Christi Long’s recent lawsuit against the Lincoln County Board of Planning and Zoning demands that the county issue a cease and desist order at Jack Daniels, alleging the company built the facilities illegally and lacked proper approval of the building plan and building permits.
Lincoln County did not immediately respond to Insider’s requests for comment. But at a public hearing late last year, reported by the Moore County News, Jack Daniels official Melvin Keebler expressed sympathy for a resident complaining of her stage 4 lung cancer and requesting an air filtration system. Keebler said the company already monitors air quality and said the existing air filtration technology is for wineries, not whiskey and bourbon facilities.

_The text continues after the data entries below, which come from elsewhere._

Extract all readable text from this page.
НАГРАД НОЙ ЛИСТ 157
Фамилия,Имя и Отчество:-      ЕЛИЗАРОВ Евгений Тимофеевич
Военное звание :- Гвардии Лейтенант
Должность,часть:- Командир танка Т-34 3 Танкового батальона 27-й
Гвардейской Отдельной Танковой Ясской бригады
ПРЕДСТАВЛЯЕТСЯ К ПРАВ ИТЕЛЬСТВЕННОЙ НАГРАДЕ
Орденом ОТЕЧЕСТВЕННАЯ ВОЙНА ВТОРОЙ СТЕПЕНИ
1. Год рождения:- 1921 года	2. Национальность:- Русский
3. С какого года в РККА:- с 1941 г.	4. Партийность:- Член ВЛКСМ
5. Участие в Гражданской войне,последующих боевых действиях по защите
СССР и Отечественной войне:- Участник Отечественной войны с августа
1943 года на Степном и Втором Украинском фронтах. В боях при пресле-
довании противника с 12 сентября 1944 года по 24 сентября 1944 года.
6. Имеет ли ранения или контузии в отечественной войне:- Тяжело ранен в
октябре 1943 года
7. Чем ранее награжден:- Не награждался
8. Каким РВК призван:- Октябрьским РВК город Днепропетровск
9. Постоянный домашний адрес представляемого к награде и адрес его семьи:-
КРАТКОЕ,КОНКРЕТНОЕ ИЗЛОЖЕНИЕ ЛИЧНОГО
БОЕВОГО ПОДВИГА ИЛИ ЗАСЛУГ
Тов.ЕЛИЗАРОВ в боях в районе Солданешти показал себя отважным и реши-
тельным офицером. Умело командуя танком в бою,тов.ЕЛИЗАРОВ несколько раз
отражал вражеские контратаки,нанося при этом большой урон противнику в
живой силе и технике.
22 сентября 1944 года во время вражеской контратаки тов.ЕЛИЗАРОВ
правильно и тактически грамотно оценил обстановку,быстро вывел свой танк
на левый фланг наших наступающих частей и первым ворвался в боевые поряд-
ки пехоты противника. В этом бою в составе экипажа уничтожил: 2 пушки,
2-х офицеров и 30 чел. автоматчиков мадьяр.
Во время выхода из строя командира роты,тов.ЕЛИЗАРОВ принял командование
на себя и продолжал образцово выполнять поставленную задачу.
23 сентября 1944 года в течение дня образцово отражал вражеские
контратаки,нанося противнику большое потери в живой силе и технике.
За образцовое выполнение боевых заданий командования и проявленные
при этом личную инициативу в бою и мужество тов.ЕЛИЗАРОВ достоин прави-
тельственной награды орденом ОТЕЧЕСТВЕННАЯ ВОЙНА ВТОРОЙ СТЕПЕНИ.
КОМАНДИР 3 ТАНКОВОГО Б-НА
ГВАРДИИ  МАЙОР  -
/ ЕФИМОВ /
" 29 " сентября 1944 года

A Jack Daniels spokesperson told Insider that the company was unable to comment on pending litigation, but that Jack Daniels “complies with all local, state and federal regulations regarding the design, construction and permitting of our barrel houses. We are committed to protecting the environment and the safety and health of our employees and neighbors.”
The ‘angel part’ of the whiskey feeds the fungus
The black gunk that spreads about a mile from Jack Daniels barrel houses is known as Baudoinia compniacensis, a naturally occurring fungus that grows on outdoor surfaces exposed to ethanol vapor. Barrel houses like the Jack Daniels facilities can house tens of thousands of barrels of maturing whiskey, causing a percentage of that alcohol to evaporate through the pores of the wooden barrels and into the air – whiskey makers call it the “angel part” of the product.
The fungus was first identified in 2007 by researchers who discovered that the “angel’s share” of distilled spirits was responsible for the black gunk.
Kentucky homeowners filed class action lawsuits against several Louisville distilleries in 2012, though they were ultimately dismissed. And residents of Ontario, Canada, have filed an ongoing class action lawsuit against owners of the Hiram Walker Distillery in Lakeshore.
Long said when he and his wife first moved into their Lynchburg property in 2020, they knew about the mold and considered it minimal. But at the time, Jack Daniels only had two barrel houses in the area. Now the company has six and is on track for 20.
Attorney Jason Holleman, who represents the Longs, told Insider that a judge is expected to make a decision within days on whether or not to force the county to issue a work freeze on the new facilities.
“When we started looking into this, it turned out that they had no building plan approval, nor building permits for any of the structures.”